Окно выходило во двор с мусорными контейнерами. Крики чаек заглушили экзотическую музыку, по национальному шоссе ехали грузовики и автобусы. Велика повернул голову, задержался взглядом на вывесках торгового центра: «Старбакс», «Карфур», мультиплекс. Джонни Депп с дредами размером пять на четыре метра. Ориентальность растворилась в выхлопных газах. Никаких тебе минаретов, только жилые башни и портовые ангары. Дворец халифа превратился в куб из гофрированного железа – чудо современной архитектуры.

– Патрон, – негромко окликнул майора Жюло, – пришел Серж Тисран, управляющий.

Перед Великой стоял мужчина лет сорока в костюме и галстуке, похожий на торговца диванами или каминами. Говорящий каталог.

– Очень кстати, – откликнулся Петар. – Объясните мне принцип этих «Ред Корнер», вот уже несколько лет они растут как грибы после дождя.

Майор ухмыльнулся, глядя на Жюло, который что-то заносил в ультраплоский планшет размером с книгу карманного формата. Девайс заменял лейтенанту бумагу, которую повсюду разбрасывал его начальник.

– Речь идет о новой концепции отелей.

– Рассказывайте.

– Эта франшиза очень популярна во всем мире. Внизу бар, на этаже апартаменты. Принцип самообслуживания. Чтобы открыть дверь номера, нужна кредитная карта. Не труднее, чем заплатить дорожную пошлину. Счет выставляется за четверть часа, за тридцать или шестьдесят минут. Деньги списываются на выходе, как на выезде с парковки. А горничная уже делает уборку, и следующий постоялец може въезжать. Ни бронирования, ни имен, ни обслуживания в номерах. Классический отель, но и очень практичный.

Петар снова обвел взглядом восточное убранство комнаты.

– Понятно… Но декор номеров, как я понимаю, не похож на отделку болидов «Формулы-1»?

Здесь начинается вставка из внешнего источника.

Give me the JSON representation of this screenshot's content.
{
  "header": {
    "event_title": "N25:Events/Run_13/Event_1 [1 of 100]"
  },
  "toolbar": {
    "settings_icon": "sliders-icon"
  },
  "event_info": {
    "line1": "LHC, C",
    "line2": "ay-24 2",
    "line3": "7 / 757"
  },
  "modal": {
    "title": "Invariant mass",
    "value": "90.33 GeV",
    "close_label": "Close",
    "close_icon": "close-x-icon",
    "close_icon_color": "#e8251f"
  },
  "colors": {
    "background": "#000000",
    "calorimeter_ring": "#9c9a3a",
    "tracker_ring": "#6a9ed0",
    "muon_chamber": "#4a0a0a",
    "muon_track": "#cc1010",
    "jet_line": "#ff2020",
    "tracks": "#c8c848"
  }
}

На лице Тисрана отразилась сдержанная профессиональная гордость.

– В этом заключается другая особость «Ред Корнер»! Все номера тематические. У вас было время осмотреться? Здесь есть «Луксор», «Тадж-Махал», «Монмартр», «Караван-сарай», «Венеция»…

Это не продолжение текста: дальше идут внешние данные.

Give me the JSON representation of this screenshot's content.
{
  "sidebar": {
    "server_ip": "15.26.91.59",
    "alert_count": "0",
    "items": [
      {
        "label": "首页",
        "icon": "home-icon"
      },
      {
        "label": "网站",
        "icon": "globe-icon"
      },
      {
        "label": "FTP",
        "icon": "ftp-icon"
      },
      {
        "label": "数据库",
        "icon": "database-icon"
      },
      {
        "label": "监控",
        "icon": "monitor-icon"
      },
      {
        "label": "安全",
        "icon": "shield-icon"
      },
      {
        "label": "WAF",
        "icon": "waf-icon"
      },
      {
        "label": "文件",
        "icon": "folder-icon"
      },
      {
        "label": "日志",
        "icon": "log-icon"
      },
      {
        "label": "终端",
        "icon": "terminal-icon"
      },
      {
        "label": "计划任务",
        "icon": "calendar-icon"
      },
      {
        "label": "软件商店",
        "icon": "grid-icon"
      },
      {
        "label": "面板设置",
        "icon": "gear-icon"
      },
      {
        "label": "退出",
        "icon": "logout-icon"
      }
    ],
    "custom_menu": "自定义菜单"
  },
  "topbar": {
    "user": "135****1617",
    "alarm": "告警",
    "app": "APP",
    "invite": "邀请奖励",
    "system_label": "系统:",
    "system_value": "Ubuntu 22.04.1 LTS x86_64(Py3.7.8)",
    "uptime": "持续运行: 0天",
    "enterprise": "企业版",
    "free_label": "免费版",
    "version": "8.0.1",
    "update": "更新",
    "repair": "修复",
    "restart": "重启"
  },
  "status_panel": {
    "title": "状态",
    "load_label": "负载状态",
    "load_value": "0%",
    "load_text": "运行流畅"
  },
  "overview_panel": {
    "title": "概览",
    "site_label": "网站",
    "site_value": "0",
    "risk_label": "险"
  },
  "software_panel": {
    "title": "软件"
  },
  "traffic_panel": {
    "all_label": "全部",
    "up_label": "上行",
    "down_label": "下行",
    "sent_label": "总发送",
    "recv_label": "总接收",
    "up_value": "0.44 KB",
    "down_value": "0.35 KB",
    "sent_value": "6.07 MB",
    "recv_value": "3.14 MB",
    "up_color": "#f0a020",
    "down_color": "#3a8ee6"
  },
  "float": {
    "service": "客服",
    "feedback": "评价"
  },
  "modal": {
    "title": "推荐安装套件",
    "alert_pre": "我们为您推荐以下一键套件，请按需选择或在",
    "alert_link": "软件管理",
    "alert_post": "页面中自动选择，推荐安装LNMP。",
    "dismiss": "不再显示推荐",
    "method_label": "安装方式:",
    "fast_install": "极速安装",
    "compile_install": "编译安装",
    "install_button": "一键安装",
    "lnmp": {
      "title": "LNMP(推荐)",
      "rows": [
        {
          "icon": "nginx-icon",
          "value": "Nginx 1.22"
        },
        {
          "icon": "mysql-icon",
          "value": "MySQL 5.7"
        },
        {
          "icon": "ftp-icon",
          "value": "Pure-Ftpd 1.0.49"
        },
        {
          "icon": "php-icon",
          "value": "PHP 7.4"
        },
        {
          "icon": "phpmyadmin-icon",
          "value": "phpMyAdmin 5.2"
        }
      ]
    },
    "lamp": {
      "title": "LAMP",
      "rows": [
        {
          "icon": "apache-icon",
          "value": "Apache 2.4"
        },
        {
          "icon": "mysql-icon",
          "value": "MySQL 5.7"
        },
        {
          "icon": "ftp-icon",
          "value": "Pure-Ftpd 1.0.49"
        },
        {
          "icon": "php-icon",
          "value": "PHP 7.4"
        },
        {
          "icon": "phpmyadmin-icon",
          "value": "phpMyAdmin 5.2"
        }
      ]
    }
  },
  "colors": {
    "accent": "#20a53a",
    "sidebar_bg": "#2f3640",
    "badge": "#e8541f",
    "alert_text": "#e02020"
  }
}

Управляющий явно вознамерился пересказать весь буклет. Петар жестом остановил его, подумав, что Жюло уже загрузил все документы.

– Подобные номера есть во всех отелях сети?

Господин Каталог откашлялся.

– Совершенно верно. Повсюду на планете, куда бы вы ни поехали!

Петар заметил, что рассказ управляющего не только заинтересовал Жюло, но и развеселил его. Возможно, это идеальная гостиничная концепция для молодых романтиков с нищими зарплатами? Самого майора «красоты» из папье-маше ужасали. Почему бы не посетить номер «Вуковар», раз уж они здесь? Риан пытался распилить наручники, чтобы увезти тело к экспертам.

– В номерах есть камеры?

– Шутите? – делано возмутился администратор. Роль мелкого ремесленника, оскорбленного в лучших чувствах, удавалaсь ему не слишком хорошо. – Мы гарантируем полную анонимность. Безопасность, приватность, звукоизоляция…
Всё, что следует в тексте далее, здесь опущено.